What are your thoughts on pseudoprogression in bladder cancer?
The topic of pseudoprogression has been known for some time. We have seen it in melanoma, and the pseudoprogression rate is lower in urothelial cancer. We don't see a lot of it in my experience. It is lower than in melanoma, as well as in renal cell cancer.
How are you currently using immunotherapy in bladder cancer?
Currently, I am using checkpoint inhibitors in the second- and third-line settings for patients who have progressed on platinum-based chemotherapy. We have drugs available, and we have EU approval for nivolumab, pembrolizumab, and atezolizumab. This is the spectrum where I use it, but we can use pembrolizumab and atezolizumab in those patients who are not eligible for cisplatin-based chemotherapy. This gives us a much greater spectrum of treatment options for our patients with urothelial cancer, particularly those who are unfit for cisplatin. Some patients with prognostic factors like poor renal function do not benefit from combination chemotherapy, so for these patients we need additional and less toxic treatments. This is where checkpoint inhibitors come in.
What does the future hold for immunotherapy in this disease?
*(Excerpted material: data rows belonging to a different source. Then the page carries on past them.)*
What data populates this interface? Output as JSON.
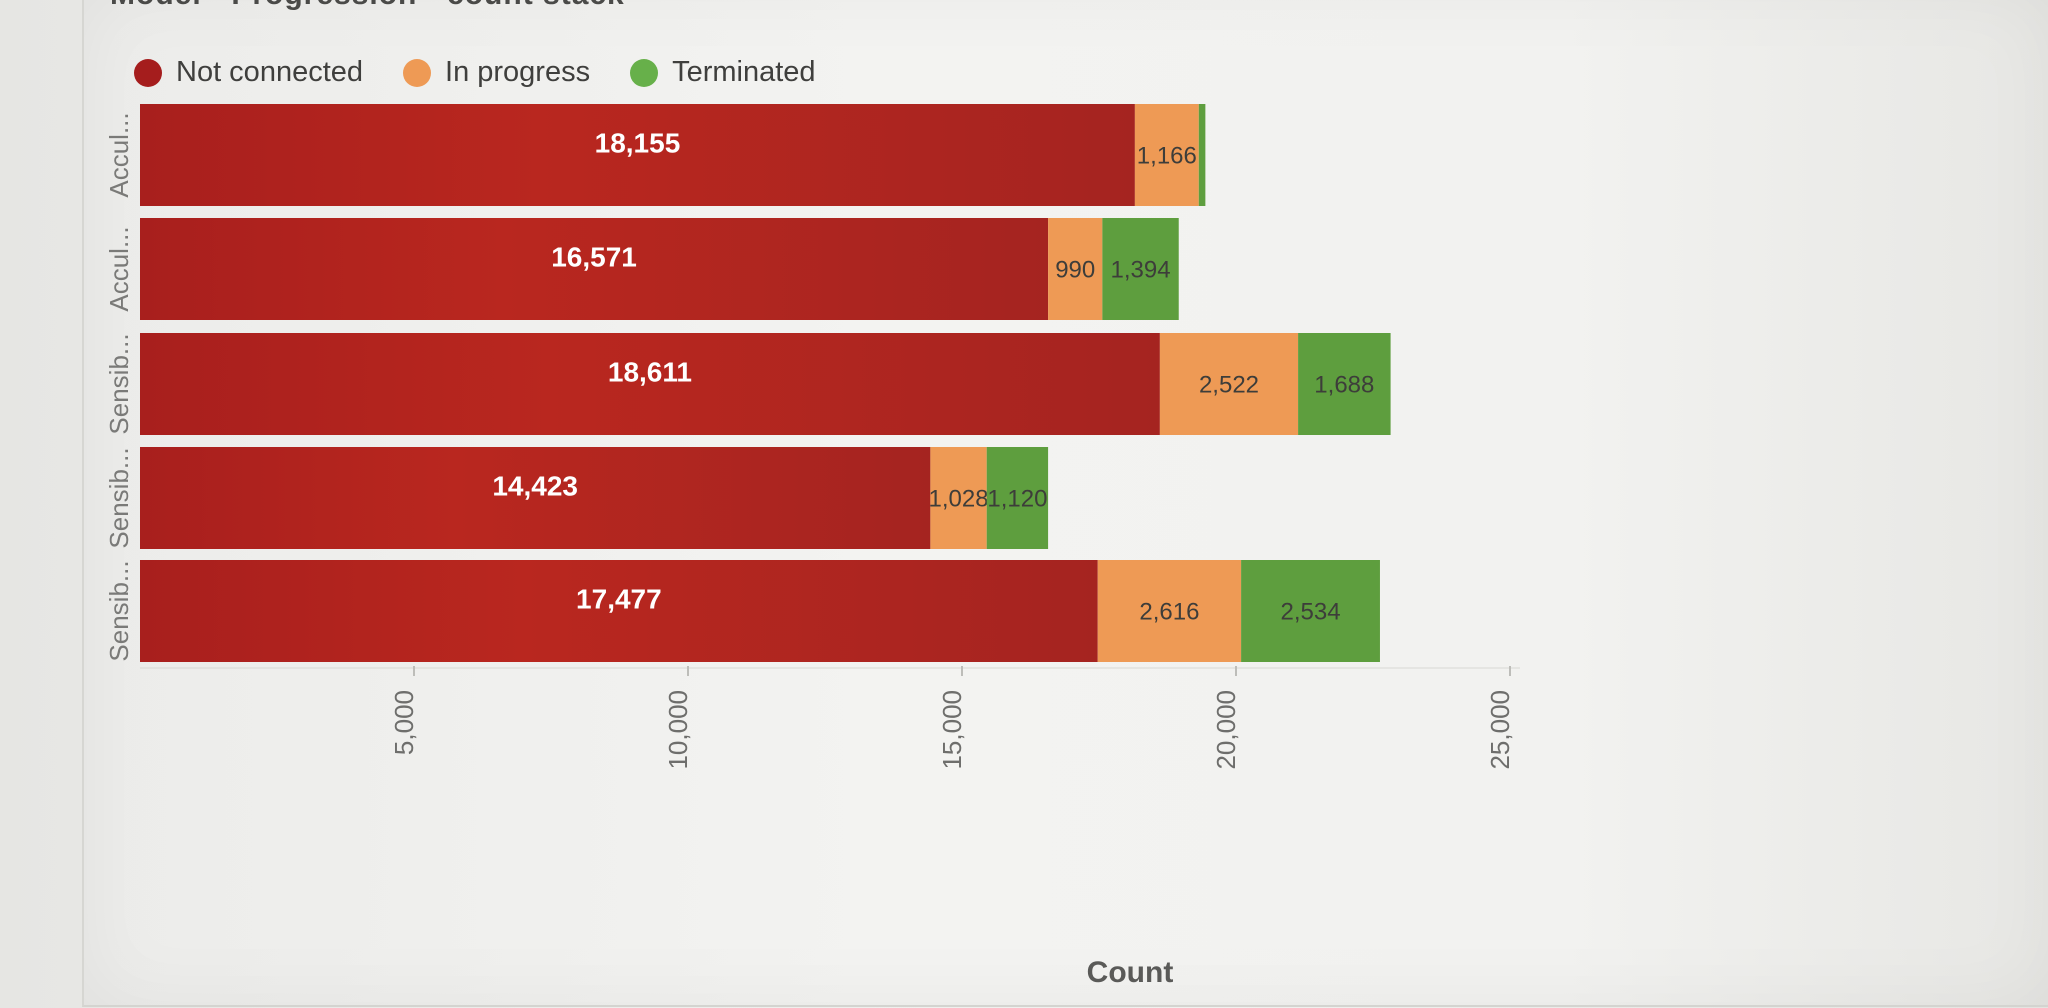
{
  "header": {
    "title": "Model - Progression - count stack"
  },
  "legend": {
    "items": [
      {
        "label": "Not connected",
        "color": "#b22222"
      },
      {
        "label": "In progress",
        "color": "#ee9a55"
      },
      {
        "label": "Terminated",
        "color": "#5e9e3e"
      }
    ]
  },
  "chart_data": {
    "type": "bar",
    "orientation": "horizontal",
    "stacked": true,
    "categories": [
      "Accul...",
      "Accul...",
      "Sensib...",
      "Sensib...",
      "Sensib..."
    ],
    "series": [
      {
        "name": "Not connected",
        "color": "#b22222",
        "values": [
          18155,
          16571,
          18611,
          14423,
          17477
        ]
      },
      {
        "name": "In progress",
        "color": "#ee9a55",
        "values": [
          1166,
          990,
          2522,
          1028,
          2616
        ]
      },
      {
        "name": "Terminated",
        "color": "#5e9e3e",
        "values": [
          120,
          1394,
          1688,
          1120,
          2534
        ]
      }
    ],
    "data_labels": [
      [
        "18,155",
        "1,166",
        ""
      ],
      [
        "16,571",
        "990",
        "1,394"
      ],
      [
        "18,611",
        "2,522",
        "1,688"
      ],
      [
        "14,423",
        "1,028",
        "1,120"
      ],
      [
        "17,477",
        "2,616",
        "2,534"
      ]
    ],
    "xlabel": "Count",
    "ylabel": "",
    "xlim": [
      0,
      25000
    ],
    "xticks": [
      5000,
      10000,
      15000,
      20000,
      25000
    ],
    "xtick_labels": [
      "5,000",
      "10,000",
      "15,000",
      "20,000",
      "25,000"
    ],
    "legend_position": "top-left",
    "grid": false
  }
}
We are looking at a bright future with checkpoint inhibitors in urothelial cancer. There are many ongoing trials, particularly randomized phase III trials in the first-line setting. Some of these trials are comparing standard-of-care cisplatin- or carboplatin-based combination chemotherapy to either the combination of chemotherapy with immunotherapy—pembrolizumab or atezolizumab—and these trials also have a monotherapy arm with a checkpoint inhibitor. The results of those will be very interesting and maybe even practice changing.
There is another trial that is ongoing testing combination immunotherapy durvalumab (Imfinzi) and tremelimumab in the first-line setting. This has finished accrual and we are very eager to see these results. This could be another very interesting option.
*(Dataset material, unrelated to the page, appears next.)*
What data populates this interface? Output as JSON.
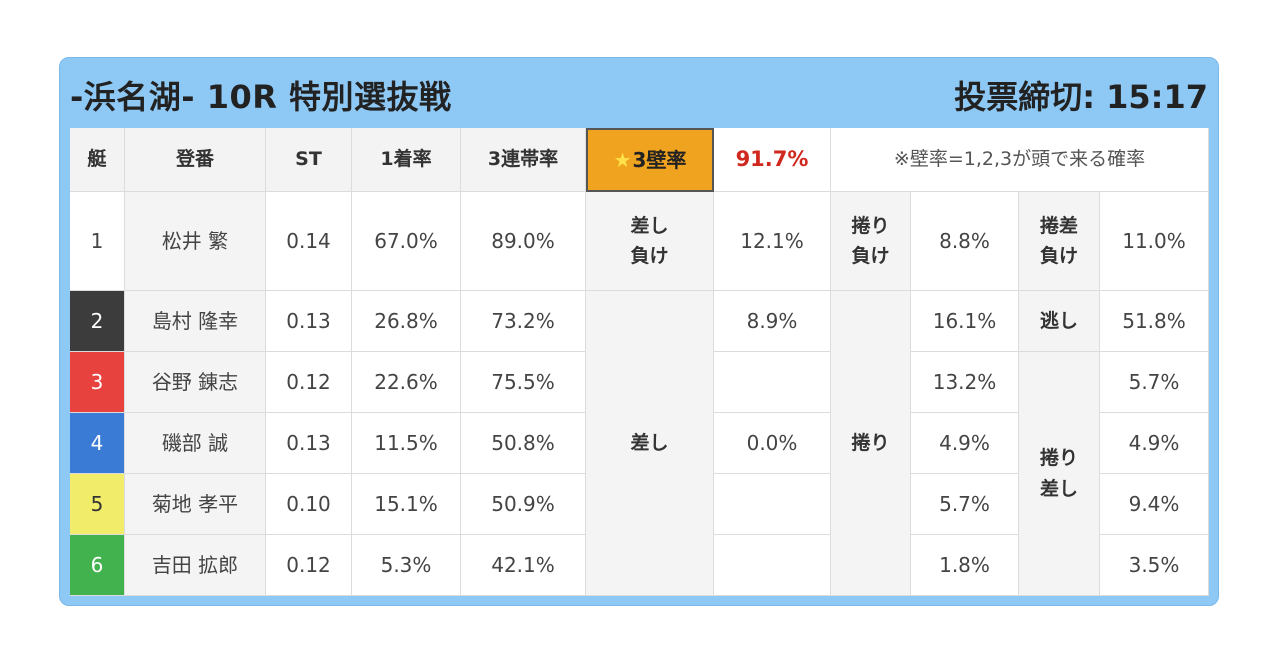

Hopefully, in the near future, we will use checkpoint inhibitors in the neoadjuvant or adjuvant settings. There are randomized phase III trials ongoing in the adjuvant setting. Again, these trials may be practice changing.
What is the rationale and hopes for using Bacillus Calmette-Guerin (BCG) with pembrolizumab in the KEYNOTE-054 study?
In the nonmuscle-invasive bladder cancer setting, the poorest population has been treated with BCG for the past 30 years. BCG has shown to improve the recurrence and progression rates, and improved the disease-free survival in those patients. However, it is not an ideal treatment; it has some side effects and some patients can't complete the maintenance part. There are still patients with recurrence and progression, and some patients lose their bladder or die of metastatic disease. This population is a challenge, particularly those patients who progress after BCG. There is a huge unmet with these patients.
We know biomarker PD-L1 testing increases with the use of BCG, as well as with poor-risk patients with nonmuscle-invasive bladder cancer. We also have the understanding that BCG turns “cold” tumors into “hot” tumors, which increases T-cell activity in those tumors. Here, we have the rationale to add checkpoint inhibitors via [KEYNOTE-054]. Pembrolizumab has shown to delay progression and turn [cancerous] bladders into healthy bladders again. This is the rationale, but we will have to see how the results turn out.
De Wit R, Vaughn DJ, Fradet Y, et al. Pembrolizumab (pembro) versus paclitaxel, docetaxel, or vinflunine for recurrent, advanced urothelial cancer (UC): mature results from the phase 3 KEYNOTE-045 trial. Abstract presented at: 2017 ESMO Congress; September 8-12; Madrid, Spain. Abstract LBA37.